Николай с интересом слушал все эти новые и неожиданные для него вещи, иногда соглашался, чаще спорил, вернее пытался спорить – с Алексеем это было нелегко.

Происходило это обычно ночью, перед сном, на балконе. Комната Митясовых выходила на юг, за день нагревалась – весна в этом году была на редкость жаркая, – и к вечеру в ней нечем было дышать. Николай вытащил на балкон и свой тюфяк, и вот тут-то, погасив огонь, они с Алексеем лежали, смотрели в небо и подолгу разговаривали.

Николай полюбил эти ночные разговоры. Кругом тихо. Позванивают редкие ночные трамваи, гудят на станции паровозы, пробуждая желание куда-то ехать. Изредка упадет звезда. Пройдет кто-то с баяном. Проедет машина. И опять тишина.

Набегавшийся за день Алексей вскоре засыпал, а Николай долго еще лежал и, прожигая махоркой простыни, обдумывал все, о чем они говорили.

Один из таких ночных разговоров особенно озадачил Николая.

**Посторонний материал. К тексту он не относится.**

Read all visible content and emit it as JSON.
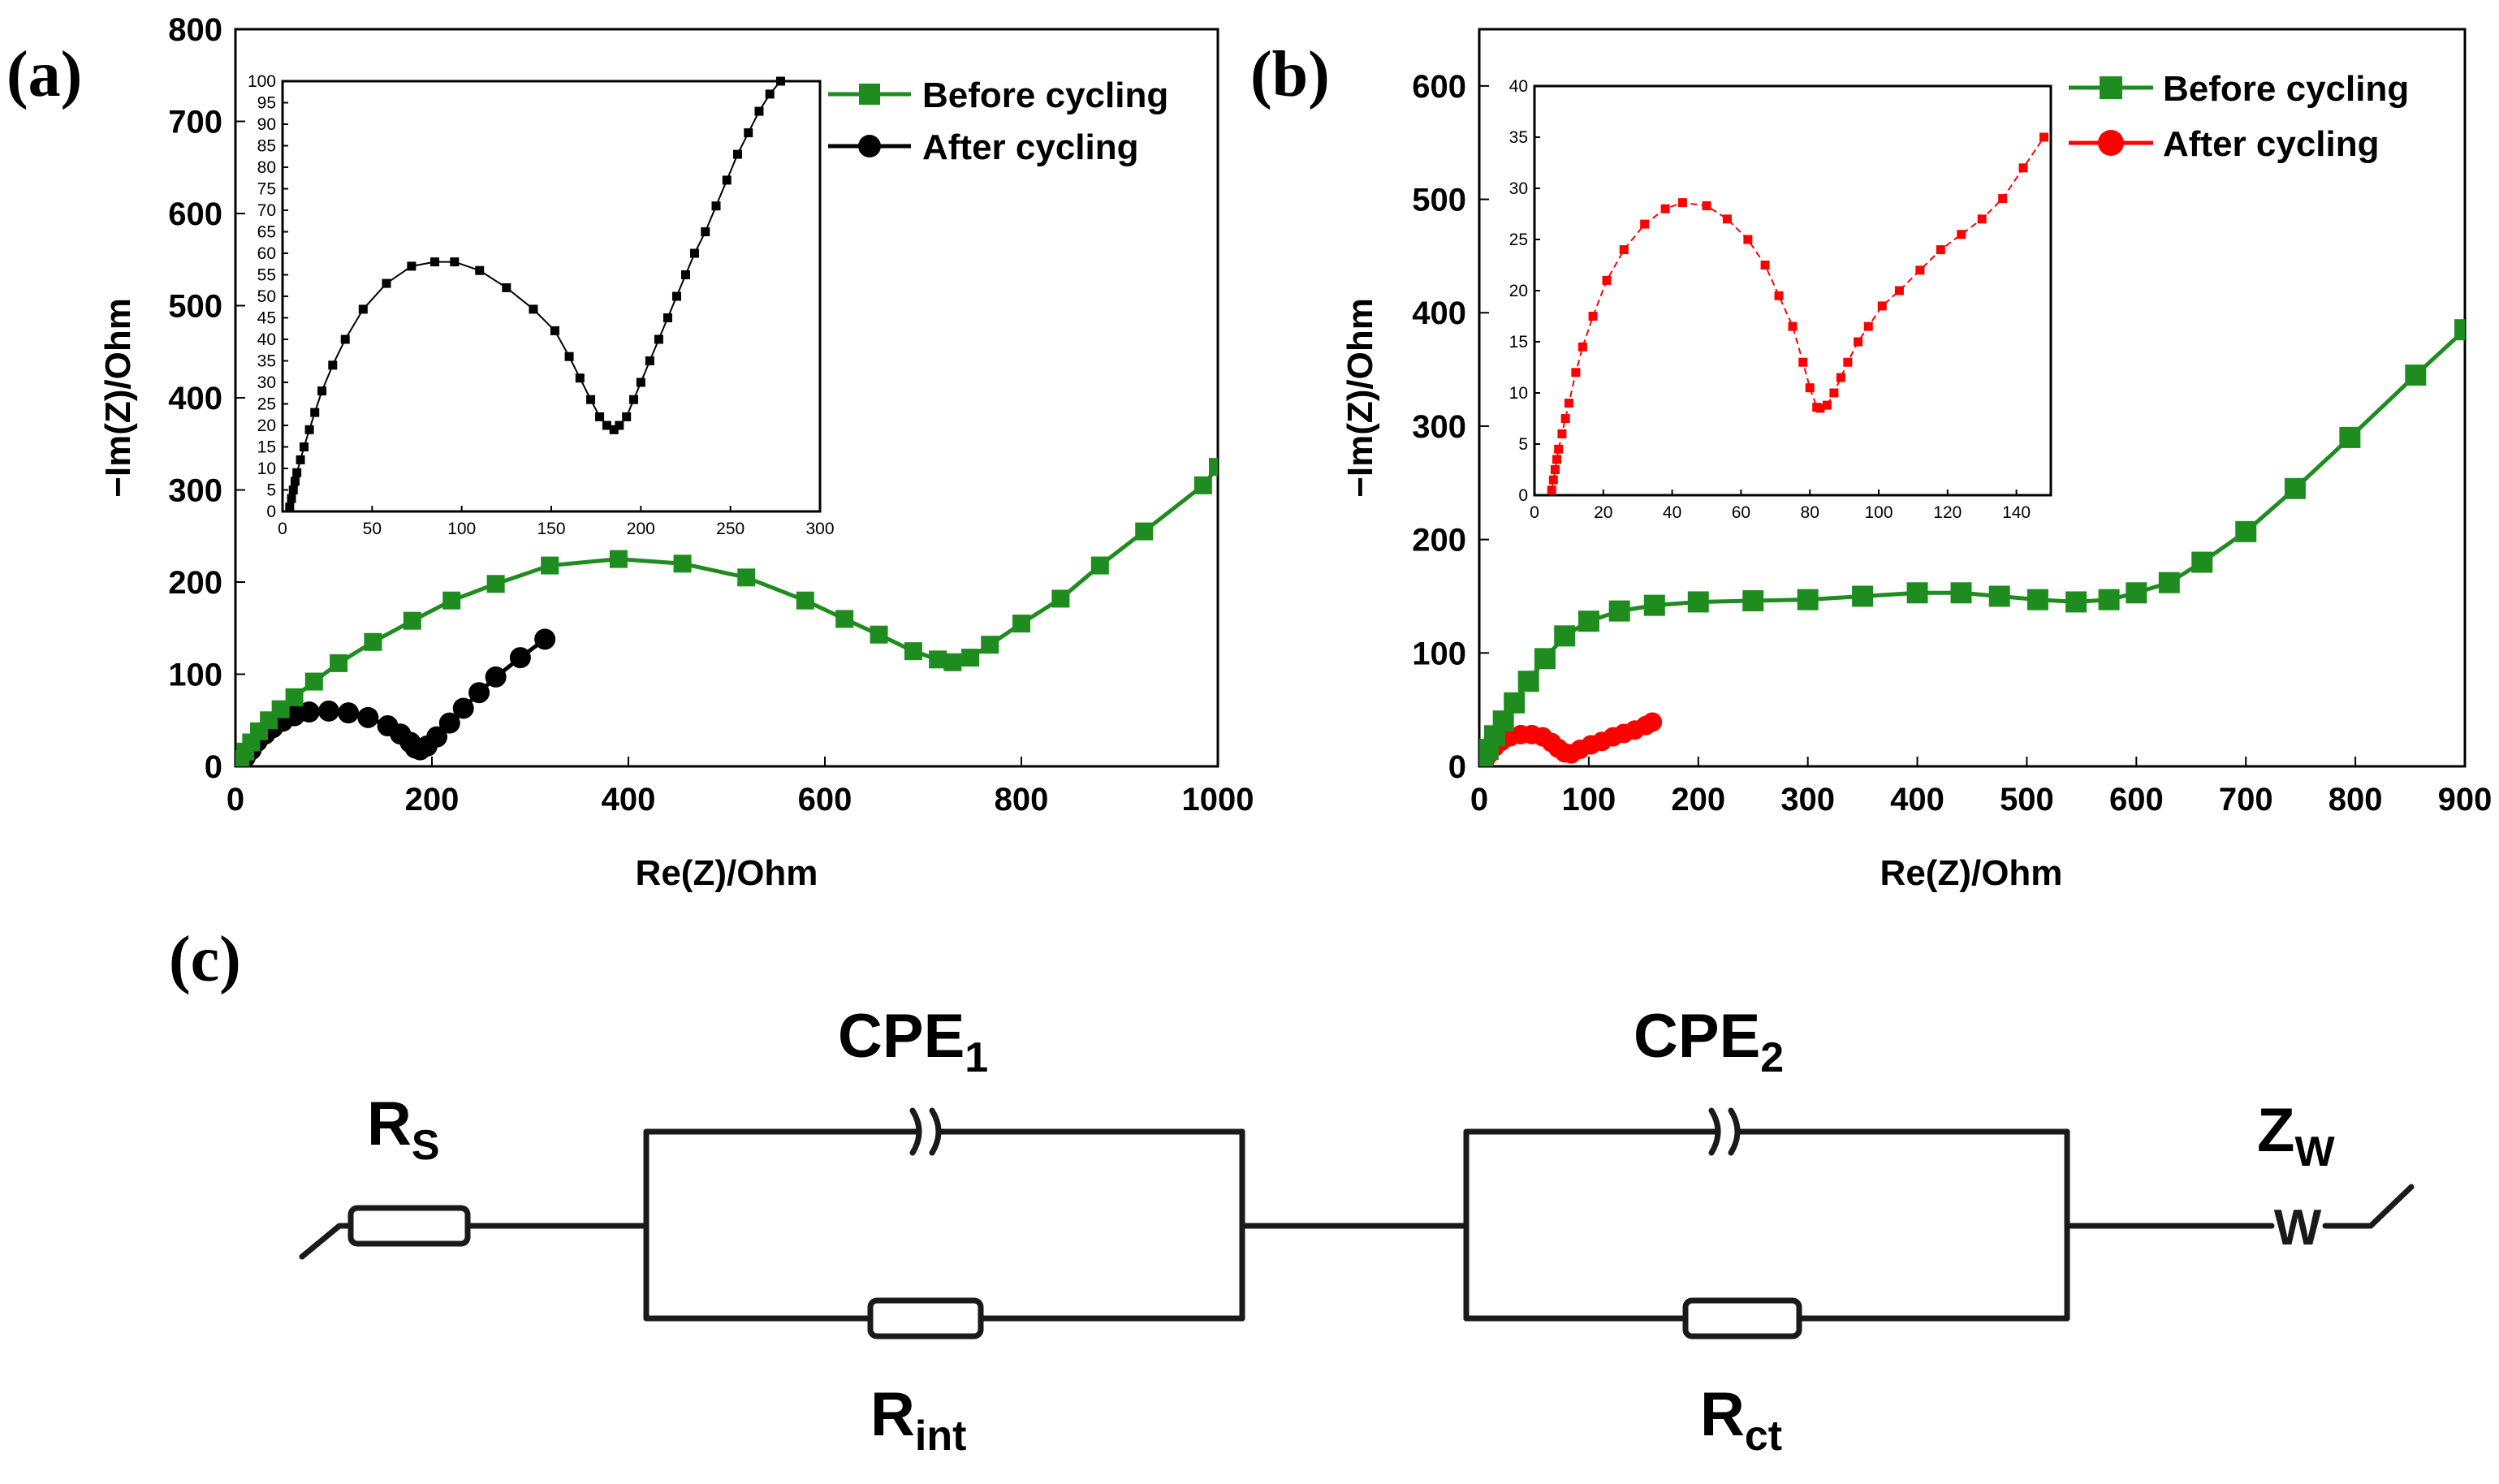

Начался он, собственно говоря, еще с прихода Сергея. Весь вечер он был мрачен, мрачнее обычного. Скинув гимнастерку и развалившись в плетеном кресле на балконе, он ругал свою службу, начальника. Потом, когда Шура, разливая чай, предложила ему для приличия одеться и привела в пример всегда подтянутого и опрятного Алексея, он вдруг обиделся, от чая отказался и ушел.

Шура заговорила о том, что надо было бы Сергея женить, больно уж он одинок. Николай не согласился: дело, мол, не в одиночестве, а в том, что Сергей потерял жизненную цель.

– Как сел в кабину своего самолета, так и не выберется из нее до сих пор. Сидит и сидит.

Алексей задумчиво катал хлебные шарики. Потом спросил вдруг:

– А у тебя она есть?

– Кто?

– Цель.

Николай пожал плечами.

– Глупый вопрос.

– Почему глупый?

– Потому что глупый.

Алексей улыбнулся.

– Возразить, конечно, нечего. Сдаюсь.

Шура, как всякая хорошая жена, заступилась за мужа.

– А школа? Разве это не цель? По-моему, воспитание молодежи – это ничуть не менее важно, чем… ну, хотя бы… – она запнулась, не зная, с чем бы сравнить, – ну, чем что-нибудь другое.

Алексей с улыбкой смотрел на нее.

– Ну конечно же ничуть не менее важно… Кто же спорит? Но я ведь ничего не утверждал, я только задал вопрос.